Schultheiß soll Stadt bei Konversion helfen

Münster

Die CDU hat Hartwig Schultheiß für ein Bündnis mit den Grünen geopfert. Jetzt soll der ehemalige Planungsdezernent der Stadt wieder helfen.

Dirk Anger

Hartwig Schultheiß  Foto: ah

Der kürzlich aus dem Amt geschiedene Planungsdezernent Hartwig Schultheiß soll nach Informationen unserer Zeitung wieder für seinen ehemaligen Arbeitgeber tätig werden – zwar nicht direkt, sondern als Subunternehmer für die seit August 2016 von der Stadt mit dem Kasernen-Ankauf beauftragte Firma Drees & Sommer.

Wie aus einer nichtöffentlichen Vorlage für den Vergabeausschuss hervorgeht, will dieses Unternehmen bei der Projektsteuerung zur Vorbereitung und Erschließung der beiden Kasernengelände auf die „Fachkompetenz der HS Urban GmbH“ zurückgreifen. Firmengründer und Geschäftsführer dieser Gesellschaft ist Hartwig Schultheiß, der 16 Jahre lang Planungsdezernent der Stadt war. Für seine Wiederwahl hatte es unlängst keine politische Mehrheit gegeben.
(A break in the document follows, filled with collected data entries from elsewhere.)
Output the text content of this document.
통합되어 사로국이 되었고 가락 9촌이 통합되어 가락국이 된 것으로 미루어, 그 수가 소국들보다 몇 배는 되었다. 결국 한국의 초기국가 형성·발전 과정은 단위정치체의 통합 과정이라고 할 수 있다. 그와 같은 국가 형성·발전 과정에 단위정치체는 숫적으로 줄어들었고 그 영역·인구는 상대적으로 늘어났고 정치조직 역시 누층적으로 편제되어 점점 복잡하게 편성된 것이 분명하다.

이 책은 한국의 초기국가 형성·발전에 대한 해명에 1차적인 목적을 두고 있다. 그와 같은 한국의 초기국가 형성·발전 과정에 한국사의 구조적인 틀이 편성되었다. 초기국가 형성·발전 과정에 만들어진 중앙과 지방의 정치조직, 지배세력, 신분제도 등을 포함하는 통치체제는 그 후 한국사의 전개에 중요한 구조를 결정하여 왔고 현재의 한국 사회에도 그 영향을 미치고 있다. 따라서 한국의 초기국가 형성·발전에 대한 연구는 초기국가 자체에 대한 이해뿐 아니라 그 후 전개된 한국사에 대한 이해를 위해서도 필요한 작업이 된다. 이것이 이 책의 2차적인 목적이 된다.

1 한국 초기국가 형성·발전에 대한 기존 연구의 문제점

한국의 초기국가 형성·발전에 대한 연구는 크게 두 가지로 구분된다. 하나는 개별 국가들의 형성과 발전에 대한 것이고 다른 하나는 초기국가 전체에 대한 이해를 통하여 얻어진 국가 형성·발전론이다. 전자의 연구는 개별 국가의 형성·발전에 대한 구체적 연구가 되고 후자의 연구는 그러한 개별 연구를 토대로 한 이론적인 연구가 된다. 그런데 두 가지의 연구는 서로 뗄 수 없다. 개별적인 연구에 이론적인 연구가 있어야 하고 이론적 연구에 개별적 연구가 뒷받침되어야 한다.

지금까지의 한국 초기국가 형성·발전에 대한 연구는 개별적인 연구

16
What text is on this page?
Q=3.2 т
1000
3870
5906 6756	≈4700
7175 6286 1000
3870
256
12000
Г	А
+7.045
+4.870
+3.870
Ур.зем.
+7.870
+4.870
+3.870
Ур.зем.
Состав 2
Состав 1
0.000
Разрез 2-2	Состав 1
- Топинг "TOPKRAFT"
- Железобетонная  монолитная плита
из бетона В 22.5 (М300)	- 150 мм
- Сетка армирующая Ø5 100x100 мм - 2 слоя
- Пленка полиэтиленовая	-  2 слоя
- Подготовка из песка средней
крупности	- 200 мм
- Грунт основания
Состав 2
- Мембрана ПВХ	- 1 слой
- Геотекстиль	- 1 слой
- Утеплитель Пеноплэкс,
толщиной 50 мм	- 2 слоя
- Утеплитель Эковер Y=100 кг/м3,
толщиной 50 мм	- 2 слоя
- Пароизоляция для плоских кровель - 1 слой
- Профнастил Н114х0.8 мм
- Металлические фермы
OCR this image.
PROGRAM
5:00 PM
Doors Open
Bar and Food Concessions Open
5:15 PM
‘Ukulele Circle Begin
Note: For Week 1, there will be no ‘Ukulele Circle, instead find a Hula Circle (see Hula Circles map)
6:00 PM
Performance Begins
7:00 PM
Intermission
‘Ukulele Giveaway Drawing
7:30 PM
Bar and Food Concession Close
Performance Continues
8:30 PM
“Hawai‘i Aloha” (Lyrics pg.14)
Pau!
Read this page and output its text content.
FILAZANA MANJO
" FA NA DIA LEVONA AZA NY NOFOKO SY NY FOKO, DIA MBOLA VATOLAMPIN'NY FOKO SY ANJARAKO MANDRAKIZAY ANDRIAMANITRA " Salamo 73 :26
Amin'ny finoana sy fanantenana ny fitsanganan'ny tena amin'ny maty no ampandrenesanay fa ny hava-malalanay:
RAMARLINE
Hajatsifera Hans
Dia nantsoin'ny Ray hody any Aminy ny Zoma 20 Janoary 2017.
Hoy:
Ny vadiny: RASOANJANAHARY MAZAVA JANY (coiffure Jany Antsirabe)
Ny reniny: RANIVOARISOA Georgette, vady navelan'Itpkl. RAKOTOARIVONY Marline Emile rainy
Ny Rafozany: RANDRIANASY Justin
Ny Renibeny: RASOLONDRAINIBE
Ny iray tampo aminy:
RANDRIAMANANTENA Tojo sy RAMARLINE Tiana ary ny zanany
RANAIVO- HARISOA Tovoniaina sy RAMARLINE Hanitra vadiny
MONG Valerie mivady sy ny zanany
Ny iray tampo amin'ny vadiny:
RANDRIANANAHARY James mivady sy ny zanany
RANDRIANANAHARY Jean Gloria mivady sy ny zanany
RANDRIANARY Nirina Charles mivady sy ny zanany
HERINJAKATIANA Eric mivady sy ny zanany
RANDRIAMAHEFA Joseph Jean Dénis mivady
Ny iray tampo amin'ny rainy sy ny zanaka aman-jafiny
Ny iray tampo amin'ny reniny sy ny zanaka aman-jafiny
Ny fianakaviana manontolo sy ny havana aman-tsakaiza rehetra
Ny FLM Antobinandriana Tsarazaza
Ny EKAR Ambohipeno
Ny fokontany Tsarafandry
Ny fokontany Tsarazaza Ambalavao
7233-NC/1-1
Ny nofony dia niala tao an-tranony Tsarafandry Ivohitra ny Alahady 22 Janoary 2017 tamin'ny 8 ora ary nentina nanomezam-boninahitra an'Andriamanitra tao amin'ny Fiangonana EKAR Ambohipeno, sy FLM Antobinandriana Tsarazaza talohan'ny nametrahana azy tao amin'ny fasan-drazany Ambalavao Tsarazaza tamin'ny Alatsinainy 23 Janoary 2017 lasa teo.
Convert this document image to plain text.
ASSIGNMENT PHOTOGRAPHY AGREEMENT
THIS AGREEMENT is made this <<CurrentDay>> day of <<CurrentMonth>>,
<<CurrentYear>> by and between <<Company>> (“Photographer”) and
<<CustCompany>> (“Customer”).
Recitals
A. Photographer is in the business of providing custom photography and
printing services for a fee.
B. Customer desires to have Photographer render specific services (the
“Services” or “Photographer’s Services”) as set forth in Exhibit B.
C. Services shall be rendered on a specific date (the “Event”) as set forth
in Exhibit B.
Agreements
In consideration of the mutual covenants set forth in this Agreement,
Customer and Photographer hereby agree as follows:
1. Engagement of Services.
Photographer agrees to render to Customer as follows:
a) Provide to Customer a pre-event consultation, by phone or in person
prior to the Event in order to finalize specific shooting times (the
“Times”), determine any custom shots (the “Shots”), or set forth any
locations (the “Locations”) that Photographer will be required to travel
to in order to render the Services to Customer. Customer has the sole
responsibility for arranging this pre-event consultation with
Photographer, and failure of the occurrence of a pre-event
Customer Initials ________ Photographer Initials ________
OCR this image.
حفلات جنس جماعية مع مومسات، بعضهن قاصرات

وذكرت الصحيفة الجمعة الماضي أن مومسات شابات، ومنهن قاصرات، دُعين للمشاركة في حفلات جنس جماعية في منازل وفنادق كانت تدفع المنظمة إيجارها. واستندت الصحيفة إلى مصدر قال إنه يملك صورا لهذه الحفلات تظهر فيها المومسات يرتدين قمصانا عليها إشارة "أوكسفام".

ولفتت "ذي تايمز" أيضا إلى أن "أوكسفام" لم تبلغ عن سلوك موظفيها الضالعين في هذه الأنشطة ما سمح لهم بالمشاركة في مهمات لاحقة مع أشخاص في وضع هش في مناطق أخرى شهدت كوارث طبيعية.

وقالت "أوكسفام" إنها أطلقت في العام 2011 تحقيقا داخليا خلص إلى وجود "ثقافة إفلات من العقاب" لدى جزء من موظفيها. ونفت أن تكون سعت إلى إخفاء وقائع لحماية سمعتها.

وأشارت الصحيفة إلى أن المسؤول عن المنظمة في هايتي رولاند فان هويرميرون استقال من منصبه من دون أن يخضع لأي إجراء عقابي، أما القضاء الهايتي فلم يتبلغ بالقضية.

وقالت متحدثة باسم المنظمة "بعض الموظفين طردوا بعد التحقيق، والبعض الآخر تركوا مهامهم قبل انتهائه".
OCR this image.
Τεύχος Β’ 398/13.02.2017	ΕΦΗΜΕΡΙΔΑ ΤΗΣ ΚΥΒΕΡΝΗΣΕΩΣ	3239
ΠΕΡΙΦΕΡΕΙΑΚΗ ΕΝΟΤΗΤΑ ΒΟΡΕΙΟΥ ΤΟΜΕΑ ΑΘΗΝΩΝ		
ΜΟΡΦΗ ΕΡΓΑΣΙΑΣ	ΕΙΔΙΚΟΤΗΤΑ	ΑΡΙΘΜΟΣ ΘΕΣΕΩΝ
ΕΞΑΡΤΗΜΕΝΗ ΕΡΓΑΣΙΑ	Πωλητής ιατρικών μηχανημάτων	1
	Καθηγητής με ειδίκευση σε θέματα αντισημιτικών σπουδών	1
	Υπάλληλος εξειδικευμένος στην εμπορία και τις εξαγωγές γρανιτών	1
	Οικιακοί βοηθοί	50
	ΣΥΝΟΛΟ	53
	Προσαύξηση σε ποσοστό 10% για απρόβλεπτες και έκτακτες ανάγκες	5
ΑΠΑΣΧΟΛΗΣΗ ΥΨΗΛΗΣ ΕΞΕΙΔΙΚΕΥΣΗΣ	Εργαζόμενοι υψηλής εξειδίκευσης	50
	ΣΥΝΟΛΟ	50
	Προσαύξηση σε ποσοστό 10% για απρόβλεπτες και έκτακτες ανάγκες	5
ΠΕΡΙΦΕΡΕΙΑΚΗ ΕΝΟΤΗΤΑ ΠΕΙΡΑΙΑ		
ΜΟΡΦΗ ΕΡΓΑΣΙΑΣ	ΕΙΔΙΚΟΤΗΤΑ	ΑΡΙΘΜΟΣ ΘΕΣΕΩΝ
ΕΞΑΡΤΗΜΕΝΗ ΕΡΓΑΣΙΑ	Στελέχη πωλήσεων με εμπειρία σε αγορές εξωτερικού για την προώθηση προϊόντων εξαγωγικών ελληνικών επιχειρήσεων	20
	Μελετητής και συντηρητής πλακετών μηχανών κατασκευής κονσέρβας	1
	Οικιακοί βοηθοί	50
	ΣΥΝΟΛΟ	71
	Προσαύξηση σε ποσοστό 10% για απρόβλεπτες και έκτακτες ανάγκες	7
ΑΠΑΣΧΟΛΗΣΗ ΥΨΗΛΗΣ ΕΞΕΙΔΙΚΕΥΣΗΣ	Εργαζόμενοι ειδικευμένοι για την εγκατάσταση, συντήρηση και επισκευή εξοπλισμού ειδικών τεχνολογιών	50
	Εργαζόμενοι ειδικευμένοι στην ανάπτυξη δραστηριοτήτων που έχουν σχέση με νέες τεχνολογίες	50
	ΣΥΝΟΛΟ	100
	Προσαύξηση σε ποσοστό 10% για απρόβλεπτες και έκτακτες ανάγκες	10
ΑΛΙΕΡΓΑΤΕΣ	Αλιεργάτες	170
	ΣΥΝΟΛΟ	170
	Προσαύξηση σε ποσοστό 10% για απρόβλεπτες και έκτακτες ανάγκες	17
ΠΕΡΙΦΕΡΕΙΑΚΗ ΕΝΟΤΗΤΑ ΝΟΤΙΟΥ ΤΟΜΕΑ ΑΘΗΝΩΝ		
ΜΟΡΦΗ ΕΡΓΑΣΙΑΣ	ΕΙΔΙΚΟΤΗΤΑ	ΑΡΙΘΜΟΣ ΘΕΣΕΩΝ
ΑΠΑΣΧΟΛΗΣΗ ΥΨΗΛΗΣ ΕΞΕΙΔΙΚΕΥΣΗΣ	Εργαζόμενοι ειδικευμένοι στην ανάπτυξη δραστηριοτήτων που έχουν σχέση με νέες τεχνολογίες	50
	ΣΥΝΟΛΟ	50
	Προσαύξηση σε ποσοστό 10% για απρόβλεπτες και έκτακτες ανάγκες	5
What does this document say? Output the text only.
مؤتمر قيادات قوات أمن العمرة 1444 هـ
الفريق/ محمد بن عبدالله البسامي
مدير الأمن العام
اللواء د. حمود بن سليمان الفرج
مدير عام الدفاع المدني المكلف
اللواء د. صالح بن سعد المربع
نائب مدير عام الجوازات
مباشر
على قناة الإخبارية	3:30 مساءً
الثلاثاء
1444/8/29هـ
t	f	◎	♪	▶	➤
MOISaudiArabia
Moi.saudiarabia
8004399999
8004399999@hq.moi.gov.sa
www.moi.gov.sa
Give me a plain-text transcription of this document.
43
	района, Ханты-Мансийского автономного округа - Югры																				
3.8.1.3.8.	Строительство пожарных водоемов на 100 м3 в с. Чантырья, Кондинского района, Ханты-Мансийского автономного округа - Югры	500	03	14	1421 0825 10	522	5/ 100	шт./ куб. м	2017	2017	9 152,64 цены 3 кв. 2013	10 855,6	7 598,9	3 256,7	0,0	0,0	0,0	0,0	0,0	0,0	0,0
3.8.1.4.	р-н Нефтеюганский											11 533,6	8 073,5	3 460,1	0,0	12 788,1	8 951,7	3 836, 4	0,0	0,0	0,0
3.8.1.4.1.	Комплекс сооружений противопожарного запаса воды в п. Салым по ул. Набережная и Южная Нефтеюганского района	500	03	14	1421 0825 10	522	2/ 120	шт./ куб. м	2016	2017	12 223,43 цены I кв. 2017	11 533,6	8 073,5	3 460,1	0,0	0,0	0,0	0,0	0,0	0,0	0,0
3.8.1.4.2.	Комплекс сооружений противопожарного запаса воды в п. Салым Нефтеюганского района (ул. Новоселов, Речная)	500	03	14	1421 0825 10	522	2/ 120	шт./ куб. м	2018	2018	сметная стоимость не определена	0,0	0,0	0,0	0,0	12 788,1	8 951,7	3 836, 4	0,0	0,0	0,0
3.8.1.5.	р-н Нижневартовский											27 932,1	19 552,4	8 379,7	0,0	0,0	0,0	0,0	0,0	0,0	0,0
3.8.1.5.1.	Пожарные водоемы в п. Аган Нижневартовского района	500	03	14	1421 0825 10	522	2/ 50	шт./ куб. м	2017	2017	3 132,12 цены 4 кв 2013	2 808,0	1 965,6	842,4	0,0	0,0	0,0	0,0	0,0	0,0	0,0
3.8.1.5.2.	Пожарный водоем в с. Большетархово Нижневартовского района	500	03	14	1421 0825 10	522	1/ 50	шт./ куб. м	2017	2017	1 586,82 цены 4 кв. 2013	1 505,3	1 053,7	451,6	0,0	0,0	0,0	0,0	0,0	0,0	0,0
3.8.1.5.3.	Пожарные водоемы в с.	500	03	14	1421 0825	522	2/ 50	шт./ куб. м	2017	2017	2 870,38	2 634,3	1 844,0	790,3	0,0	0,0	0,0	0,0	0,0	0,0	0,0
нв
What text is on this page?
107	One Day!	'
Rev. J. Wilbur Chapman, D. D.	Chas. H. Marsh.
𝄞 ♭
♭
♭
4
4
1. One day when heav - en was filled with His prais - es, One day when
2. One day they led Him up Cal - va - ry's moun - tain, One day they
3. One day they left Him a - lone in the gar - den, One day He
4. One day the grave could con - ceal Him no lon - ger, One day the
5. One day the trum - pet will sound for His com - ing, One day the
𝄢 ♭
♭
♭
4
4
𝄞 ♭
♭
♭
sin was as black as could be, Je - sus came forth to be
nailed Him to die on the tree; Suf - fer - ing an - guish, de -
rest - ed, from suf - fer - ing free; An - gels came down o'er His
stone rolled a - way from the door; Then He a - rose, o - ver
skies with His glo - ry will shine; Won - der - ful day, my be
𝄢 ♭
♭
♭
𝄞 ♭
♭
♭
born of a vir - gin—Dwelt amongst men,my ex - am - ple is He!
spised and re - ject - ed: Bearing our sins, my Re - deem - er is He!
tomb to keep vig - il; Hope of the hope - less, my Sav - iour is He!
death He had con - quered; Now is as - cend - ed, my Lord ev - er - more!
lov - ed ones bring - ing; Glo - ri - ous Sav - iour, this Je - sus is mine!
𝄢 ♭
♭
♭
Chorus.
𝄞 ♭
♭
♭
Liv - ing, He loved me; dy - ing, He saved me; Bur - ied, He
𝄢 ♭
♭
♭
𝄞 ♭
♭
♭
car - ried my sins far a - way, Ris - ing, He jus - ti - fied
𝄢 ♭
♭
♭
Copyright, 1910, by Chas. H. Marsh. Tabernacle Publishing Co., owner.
Schultheiß bereits tiefgreifend im Projekt

Die Stadt Münster verhandelt aktuell mit der Bundesanstalt für Immobilienaufgaben über den Ankauf der beiden Kasernenareale in Gremmendorf und Gievenbeck. Parallel dazu laufen bereits verschiedene vorbereitende Untersuchungen etwa nach Kampfmitteln oder Altlasten im Boden. Um die auf diesen Ergebnissen fußenden weiteren Schritte zu gehen, sei eine „umfassende Projektsteuerung notwendig, damit keine zeitlichen Verzögerungen entstehen“.

In der Stadtverwaltung bestehen nach Darstellung von Kämmerer Alfons Reinkemeier „keine Funktion und auch keine Kapazitäten, ein detailgetreues Ineinandergreifen aller notwendigen Arbeitsschritte zu überprüfen und voranzutreiben“. Deshalb sei eine externe Vergabe dieser Aufgabe notwendig.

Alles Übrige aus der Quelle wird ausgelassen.